BY LOUISE R. SHAW
Clipper Staff Writer
FARMINGTON — Student fees for the 2013-14 school year may see a slight increase if Davis School Board accepts the adjustments proposed by a district committee.
Initially, a $2 increase in basic fees at the high school level (from $81.50 to $83.50) was proposed to cover software used by students.
That has been changed to a proposed $1 increase in fees for all junior high and high school students, since computers are more and more being used equally at both levels, said Call. The junior high basic fees would then run $62.50.
Lab fees for seventh and eighth graders would go from $5 to $10, an adjustment that would match fees charged to ninth-grade students.
“The lab needs for science teachers are as much in seventh and eighth grade classes as for other grades,” said Rick Call, secondary school director in the district.
A $5 increase in the cost of driver education (from $75 to $80) will cover the cost of new vehicles and vehicle maintenance.
Davis district fees average $30 less than those charged for the course in other districts.
The school’s fees for driver education are “significantly” below the commercial rate, he said, which can be around $300.
Fees for students participating in athletics could rise from $65 to $70 if the school board passes a policy on random drug testing of student athletes. That increase would pay for the cost of the lab tests.
In presenting the new fees, Call also proposed combining the amount allowed for cheerleading uniforms with the costs allowed for attending cheer clinics.
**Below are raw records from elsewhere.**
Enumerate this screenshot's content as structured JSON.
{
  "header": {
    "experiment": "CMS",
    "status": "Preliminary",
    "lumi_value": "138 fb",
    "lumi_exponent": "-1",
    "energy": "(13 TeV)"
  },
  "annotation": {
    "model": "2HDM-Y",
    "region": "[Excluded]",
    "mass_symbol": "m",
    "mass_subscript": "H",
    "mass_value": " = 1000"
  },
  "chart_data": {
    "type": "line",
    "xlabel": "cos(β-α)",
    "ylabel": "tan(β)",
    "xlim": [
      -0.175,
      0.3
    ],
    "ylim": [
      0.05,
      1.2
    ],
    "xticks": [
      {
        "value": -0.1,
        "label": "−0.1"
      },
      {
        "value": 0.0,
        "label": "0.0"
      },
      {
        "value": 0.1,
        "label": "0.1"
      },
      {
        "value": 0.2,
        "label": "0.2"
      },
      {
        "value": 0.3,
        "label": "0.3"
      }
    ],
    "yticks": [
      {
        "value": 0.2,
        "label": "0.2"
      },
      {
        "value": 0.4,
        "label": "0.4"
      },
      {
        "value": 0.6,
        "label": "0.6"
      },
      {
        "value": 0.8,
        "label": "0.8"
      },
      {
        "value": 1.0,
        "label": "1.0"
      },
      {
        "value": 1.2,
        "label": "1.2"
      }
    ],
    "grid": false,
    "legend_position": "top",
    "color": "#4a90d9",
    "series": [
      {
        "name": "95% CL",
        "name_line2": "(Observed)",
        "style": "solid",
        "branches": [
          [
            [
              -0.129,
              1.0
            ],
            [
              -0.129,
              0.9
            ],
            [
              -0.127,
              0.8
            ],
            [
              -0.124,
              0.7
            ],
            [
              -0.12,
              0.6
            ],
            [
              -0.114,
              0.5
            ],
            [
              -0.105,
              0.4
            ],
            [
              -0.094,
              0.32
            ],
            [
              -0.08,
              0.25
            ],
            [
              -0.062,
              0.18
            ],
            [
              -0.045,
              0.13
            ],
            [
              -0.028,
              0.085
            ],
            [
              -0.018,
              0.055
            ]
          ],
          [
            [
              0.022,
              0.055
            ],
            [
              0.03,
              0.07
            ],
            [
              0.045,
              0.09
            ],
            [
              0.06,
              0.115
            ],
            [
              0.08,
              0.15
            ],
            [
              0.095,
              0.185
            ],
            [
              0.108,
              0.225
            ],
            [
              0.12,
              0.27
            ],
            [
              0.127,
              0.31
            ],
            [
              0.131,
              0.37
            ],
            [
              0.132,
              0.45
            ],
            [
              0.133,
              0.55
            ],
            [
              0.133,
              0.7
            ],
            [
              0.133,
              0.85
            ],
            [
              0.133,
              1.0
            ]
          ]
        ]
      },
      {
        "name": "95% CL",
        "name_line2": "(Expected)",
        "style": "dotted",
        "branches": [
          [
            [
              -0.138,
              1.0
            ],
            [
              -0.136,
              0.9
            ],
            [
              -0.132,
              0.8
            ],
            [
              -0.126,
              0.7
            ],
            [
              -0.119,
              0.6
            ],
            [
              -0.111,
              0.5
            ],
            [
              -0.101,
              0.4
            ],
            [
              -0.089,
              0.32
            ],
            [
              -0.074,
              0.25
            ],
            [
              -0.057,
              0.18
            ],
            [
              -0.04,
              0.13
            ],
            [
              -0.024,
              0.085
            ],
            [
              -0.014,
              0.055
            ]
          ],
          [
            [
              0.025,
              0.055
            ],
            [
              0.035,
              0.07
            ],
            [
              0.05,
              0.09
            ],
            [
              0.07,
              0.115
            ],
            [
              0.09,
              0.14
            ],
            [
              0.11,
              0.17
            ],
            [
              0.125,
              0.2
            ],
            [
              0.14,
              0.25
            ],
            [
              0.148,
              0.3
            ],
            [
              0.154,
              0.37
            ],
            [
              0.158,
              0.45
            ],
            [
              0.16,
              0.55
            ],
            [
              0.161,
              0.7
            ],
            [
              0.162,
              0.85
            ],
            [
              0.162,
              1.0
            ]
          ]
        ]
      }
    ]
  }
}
The total allowed for cheerleaders at the junior high level is $875, and $950 is allowed for students involved in cheer at the high school level.
Teachers and coaches have the option of charging less for everything from cheer to science labs.
Davis District charges relatively low fees, but the board challenged district staff on several of the fees listed.
“This is not the time to be asking anybody for more fees, with problems like sequestering going on,” said David Lovato, a member of the board.
Many families who move from out of state are surprised there are not fees charged at the elementary level, said Bowles.
In secondary schools, the fees make it so taxpayers don’t have to pay for everything, he said.
“It’s charging the users,” he said. “It works well.”
Fees for students who qualify for free lunch are automatically waived in full, according to Call. Students paying reduced amounts for lunches can pay partial fees.
“A lot of these fees are extra-curricular,” said Call. “Many of them are classroom and lab fees. We make a real concerted effort to hold these down.”